Outras instituições com projetos semelhantes ajudadas pelo Fundo no estado foram a Casa da Mulher Trabalhadora (Camtra), no centro, e a Casa da Autoestima, na Tijuca, ambas no Rio de Janeiro.

Esses projetos se baseiam no curso Promotoras legais populares desenvolvido pela ONG Themis, de Porto Alegre. As promotoras são lideranças comunitárias preparadas para encaminhar as mulheres à Justiça em questões como pensão alimentícia e violência doméstica.

O Fundo Ângela Borba também realizou treinamentos nesse sentido com apoio da Natura, em São Paulo, e das fundações Heinrich Böll e Levi's em Belém do Pará.

Importância das doações

Amália observa que o desenvolvimento econômico do Brasil bem como as mudanças políticas na Europa nos anos 1990, com a eleição de governos conservadores, fizeram que minguassem os recursos externos para as ONGs no país. Esses recursos eram, até então, a principal fonte de financiamento.

Outro problema que ela aponta é a falta de uma cultura por parte da população brasileira de doar para ONGs com projetos sociais, em especial as que defendem os direitos humanos das mulheres.

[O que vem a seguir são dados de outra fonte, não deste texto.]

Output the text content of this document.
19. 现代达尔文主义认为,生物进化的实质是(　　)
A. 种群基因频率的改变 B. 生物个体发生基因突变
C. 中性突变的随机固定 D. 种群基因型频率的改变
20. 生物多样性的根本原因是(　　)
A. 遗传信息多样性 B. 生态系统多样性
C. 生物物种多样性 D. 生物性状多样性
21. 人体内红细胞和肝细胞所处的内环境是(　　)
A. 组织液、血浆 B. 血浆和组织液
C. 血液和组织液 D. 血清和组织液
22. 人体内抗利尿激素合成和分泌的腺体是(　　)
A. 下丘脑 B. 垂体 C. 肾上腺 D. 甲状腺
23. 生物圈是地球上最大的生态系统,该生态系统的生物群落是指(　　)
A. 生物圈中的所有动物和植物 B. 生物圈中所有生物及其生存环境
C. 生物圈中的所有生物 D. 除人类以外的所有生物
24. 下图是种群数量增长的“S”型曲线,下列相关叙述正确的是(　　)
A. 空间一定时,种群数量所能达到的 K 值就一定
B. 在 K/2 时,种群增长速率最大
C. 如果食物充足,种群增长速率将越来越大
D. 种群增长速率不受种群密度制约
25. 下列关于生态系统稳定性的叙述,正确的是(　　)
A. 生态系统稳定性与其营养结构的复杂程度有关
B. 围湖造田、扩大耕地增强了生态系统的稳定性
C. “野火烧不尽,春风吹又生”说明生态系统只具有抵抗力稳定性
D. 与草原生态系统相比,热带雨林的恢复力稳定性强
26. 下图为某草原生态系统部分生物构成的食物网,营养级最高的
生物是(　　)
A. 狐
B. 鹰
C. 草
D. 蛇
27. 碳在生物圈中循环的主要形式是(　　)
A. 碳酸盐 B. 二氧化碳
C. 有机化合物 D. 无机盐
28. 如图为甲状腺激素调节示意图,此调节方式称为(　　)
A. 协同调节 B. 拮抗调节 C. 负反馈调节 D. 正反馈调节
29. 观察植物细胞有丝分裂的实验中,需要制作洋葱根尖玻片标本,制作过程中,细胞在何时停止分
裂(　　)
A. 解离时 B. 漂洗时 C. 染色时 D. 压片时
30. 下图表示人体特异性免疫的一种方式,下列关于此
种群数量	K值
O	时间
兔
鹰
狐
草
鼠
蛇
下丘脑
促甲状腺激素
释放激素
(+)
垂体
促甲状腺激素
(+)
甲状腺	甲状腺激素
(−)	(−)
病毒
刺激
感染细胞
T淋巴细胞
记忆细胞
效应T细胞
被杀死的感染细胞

Este fenômeno, em particular, é internacional segundo pesquisa da Association for Women in Development (AWID) citada por Amália. A pesquisa ouviu pessoas de institutos de fomento, de organismos internacionais e de ONGs em todo o mundo e constatou que há pouca ou nenhuma destinação de recursos para fundos de mulheres, apesar dos benefícios que esse tipo de investimento tem apresentado em vários países.

No Brasil, a professora mexicana cita pesquisa da professora Leilah Landim, da Escola de Serviço Social da Universidade Federal do Rio de Janeiro (UFRJ), sobre o perfil de quem faz doações no Brasil. A maior parte dos doadores é das classes C e D, sendo que os homens doam mais em dinheiro e as mulheres em trabalho comunitário. As instituições que recebem mais recursos são as que atendem crianças, especialmente as que tratam as portadoras de doenças graves, e as igrejas.

A falta dessa cultura, esse perfil das doações e mais os preconceitos existentes com relação ao movimento feminista impediriam que o fundo tivesse um amplo banco de doadores.

Para mudar essa realidade, Amália coloca-se à disposição de ir falar nas escolas sobre a importância de se fazer doações financeiras diretamente para ONGs. Você aceita o desafio de promover a cultura da doação em sua escola?